Have you heard? According to media reports, the Millennials are responsible for the death of pretty much everything. Wine corks, napkins, the American Dream, the beer industry, homeownership – it’s a pretty long list.

Behind the hysterical headlines designed to engender outrage (and Internet infamy) lies an uncomfortable truth: the Millennial generation is quite different from that of its parents, the Baby Boomers, and from the unmoored generation that preceded it, Gen X. This truth, by the way, is only uncomfortable because the marketers and media refuse to acknowledge it in a thoughtful way, preferring instead to lay waste to an entire generation for their allegedly poor choices.

Though it’s fun to blame the feckless Millennials for all the world’s problems, it’s not really fair. After all, as more than one Internet wit has noted, if a Millennial received a dollar every time a Baby Boomer complained about the generation, they would have enough money to buy a house in the economy the Boomers ruined.

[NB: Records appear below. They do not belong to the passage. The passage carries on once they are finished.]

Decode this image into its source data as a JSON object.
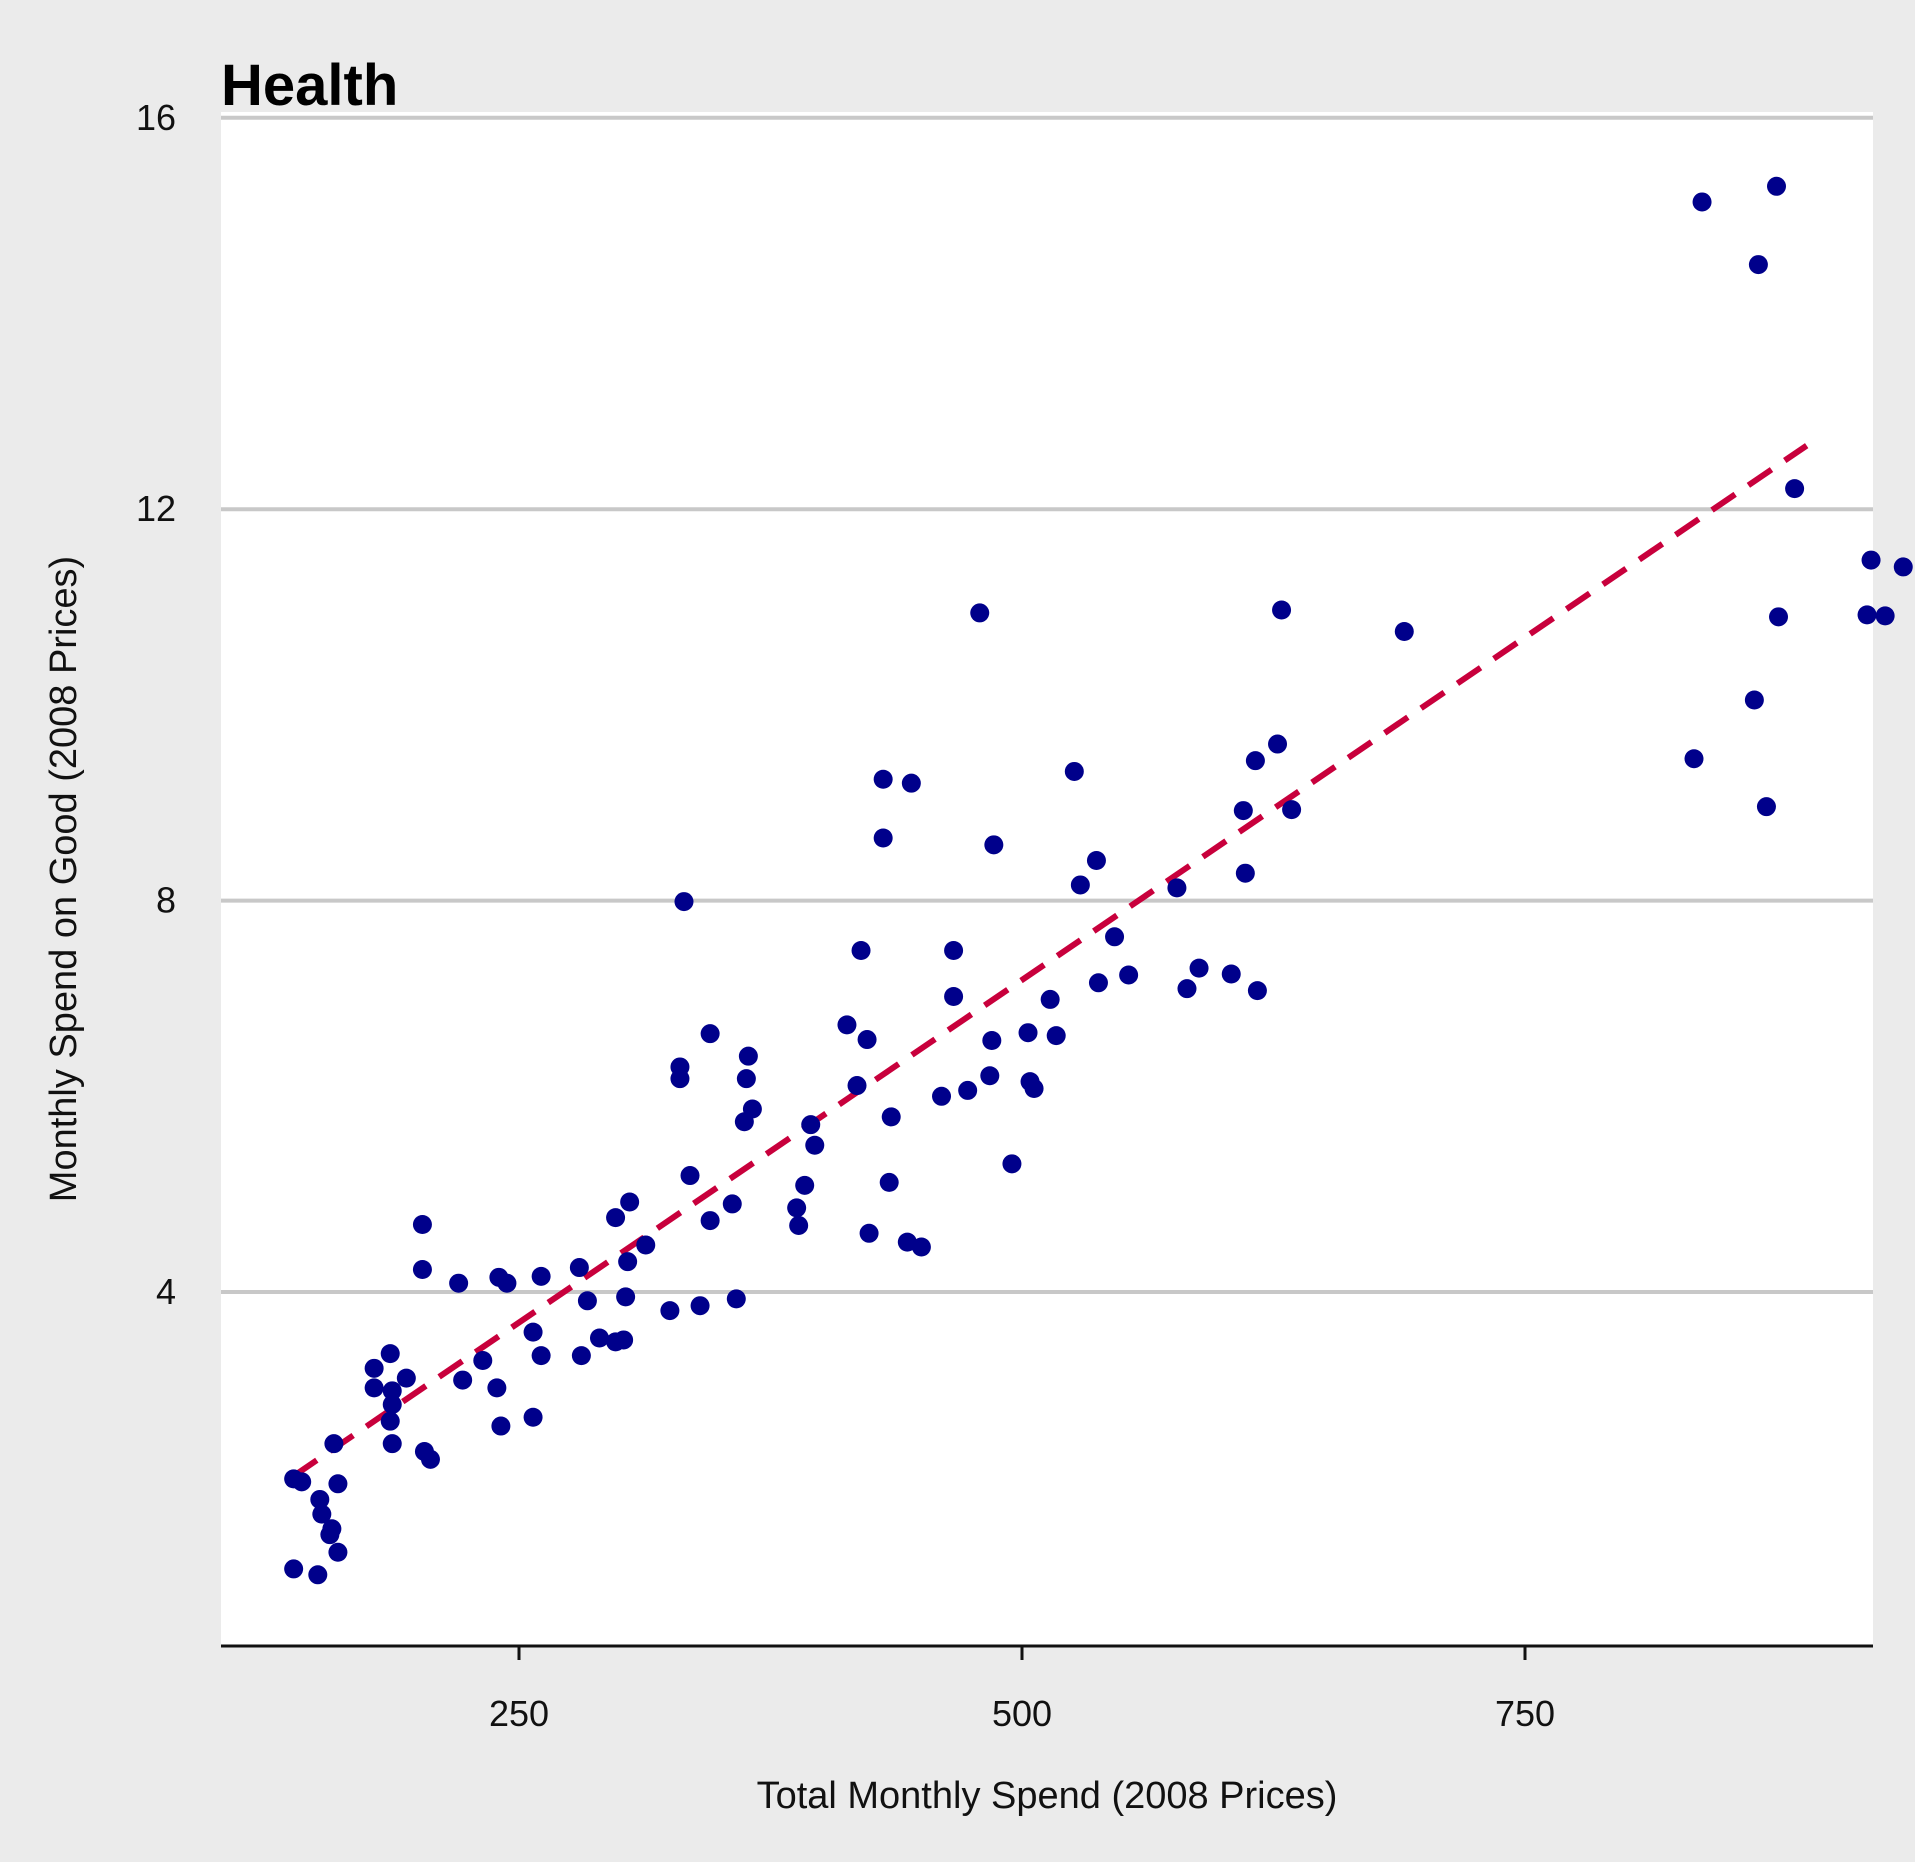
{
  "chart_data": {
    "type": "scatter",
    "title": "Health",
    "xlabel": "Total Monthly Spend (2008 Prices)",
    "ylabel": "Monthly Spend on Good (2008 Prices)",
    "xlim": [
      102,
      922
    ],
    "ylim": [
      0.2,
      16
    ],
    "xticks": [
      250,
      500,
      750
    ],
    "yticks": [
      4,
      8,
      12,
      16
    ],
    "grid": "horizontal",
    "colors": {
      "background": "#ebebeb",
      "panel": "#ffffff",
      "gridline": "#c8c8c8",
      "point": "#00008b",
      "trend": "#c8003c"
    },
    "trend_line": {
      "style": "dashed",
      "x": [
        138,
        890
      ],
      "y": [
        2.12,
        12.65
      ]
    },
    "points": [
      {
        "x": 138,
        "y": 1.17
      },
      {
        "x": 138,
        "y": 2.09
      },
      {
        "x": 142,
        "y": 2.06
      },
      {
        "x": 150,
        "y": 1.11
      },
      {
        "x": 151,
        "y": 1.88
      },
      {
        "x": 152,
        "y": 1.73
      },
      {
        "x": 156,
        "y": 1.52
      },
      {
        "x": 157,
        "y": 1.58
      },
      {
        "x": 158,
        "y": 2.45
      },
      {
        "x": 160,
        "y": 1.34
      },
      {
        "x": 160,
        "y": 2.04
      },
      {
        "x": 178,
        "y": 3.02
      },
      {
        "x": 178,
        "y": 3.22
      },
      {
        "x": 186,
        "y": 2.68
      },
      {
        "x": 186,
        "y": 3.37
      },
      {
        "x": 187,
        "y": 2.99
      },
      {
        "x": 187,
        "y": 2.85
      },
      {
        "x": 187,
        "y": 2.45
      },
      {
        "x": 194,
        "y": 3.12
      },
      {
        "x": 203,
        "y": 2.37
      },
      {
        "x": 202,
        "y": 4.23
      },
      {
        "x": 202,
        "y": 4.69
      },
      {
        "x": 206,
        "y": 2.29
      },
      {
        "x": 220,
        "y": 4.09
      },
      {
        "x": 222,
        "y": 3.1
      },
      {
        "x": 232,
        "y": 3.3
      },
      {
        "x": 239,
        "y": 3.02
      },
      {
        "x": 240,
        "y": 4.15
      },
      {
        "x": 241,
        "y": 2.63
      },
      {
        "x": 244,
        "y": 4.09
      },
      {
        "x": 257,
        "y": 3.59
      },
      {
        "x": 257,
        "y": 2.72
      },
      {
        "x": 261,
        "y": 3.35
      },
      {
        "x": 261,
        "y": 4.16
      },
      {
        "x": 280,
        "y": 4.25
      },
      {
        "x": 281,
        "y": 3.35
      },
      {
        "x": 284,
        "y": 3.91
      },
      {
        "x": 290,
        "y": 3.53
      },
      {
        "x": 298,
        "y": 3.49
      },
      {
        "x": 298,
        "y": 4.76
      },
      {
        "x": 302,
        "y": 3.51
      },
      {
        "x": 303,
        "y": 3.95
      },
      {
        "x": 304,
        "y": 4.31
      },
      {
        "x": 305,
        "y": 4.92
      },
      {
        "x": 313,
        "y": 4.48
      },
      {
        "x": 325,
        "y": 3.81
      },
      {
        "x": 330,
        "y": 6.3
      },
      {
        "x": 330,
        "y": 6.18
      },
      {
        "x": 332,
        "y": 7.99
      },
      {
        "x": 335,
        "y": 5.19
      },
      {
        "x": 340,
        "y": 3.86
      },
      {
        "x": 345,
        "y": 4.73
      },
      {
        "x": 345,
        "y": 6.64
      },
      {
        "x": 356,
        "y": 4.9
      },
      {
        "x": 358,
        "y": 3.93
      },
      {
        "x": 362,
        "y": 5.74
      },
      {
        "x": 363,
        "y": 6.18
      },
      {
        "x": 364,
        "y": 6.41
      },
      {
        "x": 366,
        "y": 5.87
      },
      {
        "x": 388,
        "y": 4.86
      },
      {
        "x": 389,
        "y": 4.68
      },
      {
        "x": 392,
        "y": 5.09
      },
      {
        "x": 395,
        "y": 5.71
      },
      {
        "x": 397,
        "y": 5.5
      },
      {
        "x": 413,
        "y": 6.73
      },
      {
        "x": 418,
        "y": 6.11
      },
      {
        "x": 420,
        "y": 7.49
      },
      {
        "x": 423,
        "y": 6.58
      },
      {
        "x": 424,
        "y": 4.6
      },
      {
        "x": 431,
        "y": 9.24
      },
      {
        "x": 431,
        "y": 8.64
      },
      {
        "x": 434,
        "y": 5.12
      },
      {
        "x": 435,
        "y": 5.79
      },
      {
        "x": 443,
        "y": 4.51
      },
      {
        "x": 445,
        "y": 9.2
      },
      {
        "x": 450,
        "y": 4.46
      },
      {
        "x": 460,
        "y": 6
      },
      {
        "x": 466,
        "y": 7.49
      },
      {
        "x": 466,
        "y": 7.02
      },
      {
        "x": 473,
        "y": 6.06
      },
      {
        "x": 479,
        "y": 10.94
      },
      {
        "x": 484,
        "y": 6.21
      },
      {
        "x": 485,
        "y": 6.57
      },
      {
        "x": 486,
        "y": 8.57
      },
      {
        "x": 495,
        "y": 5.31
      },
      {
        "x": 503,
        "y": 6.65
      },
      {
        "x": 504,
        "y": 6.15
      },
      {
        "x": 506,
        "y": 6.08
      },
      {
        "x": 514,
        "y": 6.99
      },
      {
        "x": 517,
        "y": 6.62
      },
      {
        "x": 526,
        "y": 9.32
      },
      {
        "x": 529,
        "y": 8.16
      },
      {
        "x": 537,
        "y": 8.41
      },
      {
        "x": 538,
        "y": 7.16
      },
      {
        "x": 546,
        "y": 7.63
      },
      {
        "x": 553,
        "y": 7.24
      },
      {
        "x": 577,
        "y": 8.13
      },
      {
        "x": 582,
        "y": 7.1
      },
      {
        "x": 588,
        "y": 7.31
      },
      {
        "x": 604,
        "y": 7.25
      },
      {
        "x": 610,
        "y": 8.92
      },
      {
        "x": 611,
        "y": 8.28
      },
      {
        "x": 616,
        "y": 9.43
      },
      {
        "x": 617,
        "y": 7.08
      },
      {
        "x": 627,
        "y": 9.6
      },
      {
        "x": 629,
        "y": 10.97
      },
      {
        "x": 634,
        "y": 8.93
      },
      {
        "x": 690,
        "y": 10.75
      },
      {
        "x": 834,
        "y": 9.45
      },
      {
        "x": 838,
        "y": 15.14
      },
      {
        "x": 864,
        "y": 10.05
      },
      {
        "x": 866,
        "y": 14.5
      },
      {
        "x": 870,
        "y": 8.96
      },
      {
        "x": 875,
        "y": 15.3
      },
      {
        "x": 876,
        "y": 10.9
      },
      {
        "x": 884,
        "y": 12.21
      },
      {
        "x": 920,
        "y": 10.92
      },
      {
        "x": 922,
        "y": 11.48
      },
      {
        "x": 929,
        "y": 10.91
      },
      {
        "x": 938,
        "y": 11.41
      }
    ]
  }
}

For a change of pace this week, columnist Scott Van Voorhis alleges the Millennials are not, in fact, responsible for the current state of the Greater Boston housing market! Careful consideration has led him to conclude that a generation ranging in age from 35 to 20 years old can hardly be held accountable for real estate’s riotous past two decades.

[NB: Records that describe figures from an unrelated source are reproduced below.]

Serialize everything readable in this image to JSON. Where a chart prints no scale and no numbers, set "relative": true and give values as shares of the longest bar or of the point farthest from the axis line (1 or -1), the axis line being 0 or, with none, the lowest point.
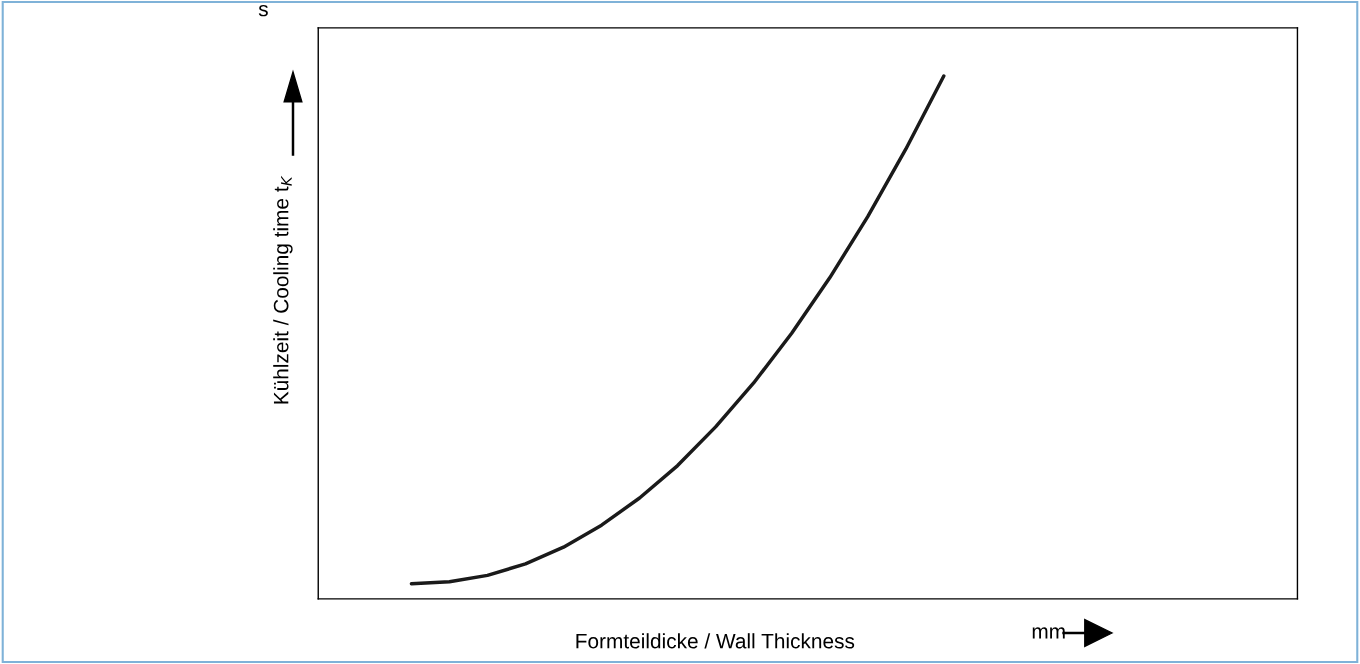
{
  "chart_data": {
    "type": "line",
    "relative": true,
    "xlabel": "Formteildicke / Wall Thickness",
    "ylabel": "Kühlzeit / Cooling time t$_{K}$",
    "annotations": [
      "s",
      "mm"
    ],
    "categories": [
      null,
      null,
      null,
      null,
      null,
      null,
      null,
      null,
      null,
      null,
      null,
      null,
      null,
      null,
      null
    ],
    "series": [
      {
        "color": "#1a1a1a",
        "values": [
          0.029,
          0.033,
          0.045,
          0.067,
          0.099,
          0.141,
          0.193,
          0.255,
          0.329,
          0.413,
          0.508,
          0.614,
          0.731,
          0.86,
          1.0
        ]
      }
    ],
    "legend": false,
    "line_style": "solid",
    "marker": "none"
  }
}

Van Voorhis contends instead that it is the Baby Boomers who are to blame for our current lack of affordable housing. After all, despite spending their youths railing against “the man,” the Boomers went on to head the very agencies and institutions that could have addressed this issue years ago. Housing experts have been warning that we would find ourselves in this very situation for more than 30 years – and no one listened. How is that the Millennials’ fault again?

So here we are with extraordinarily expensive housing that shows no sign of abating. As we all (even the Millennials) learned in high school, the only solution to high demand is to increase supply. (Later we learned that it is also possible to continue to restrict supply in the face of high demand and get rich in the process – which may be financially lucrative, but is morally bankrupt.)

The answer is obvious: build more housing. Yes, of course, it’s not that simple – zoning restrictions, high land costs, lack of labor, blah blah blah. If we really wanted to do it, we could do it – we could figure out how to overcome those barrier and get that housing built. But we don’t really want to, because it might get built in our backyards.

Already Boston bears more of the housing-creation burden than its surrounding environs. Eventually it will be built out and the suburbs will have to step up. Here’s hoping that Millennials take over those agencies and institutions soon and effect some real change – because if they don’t, it won’t matter which generation it’s fashionable to blame when we’re all living in shanty towns under the highways.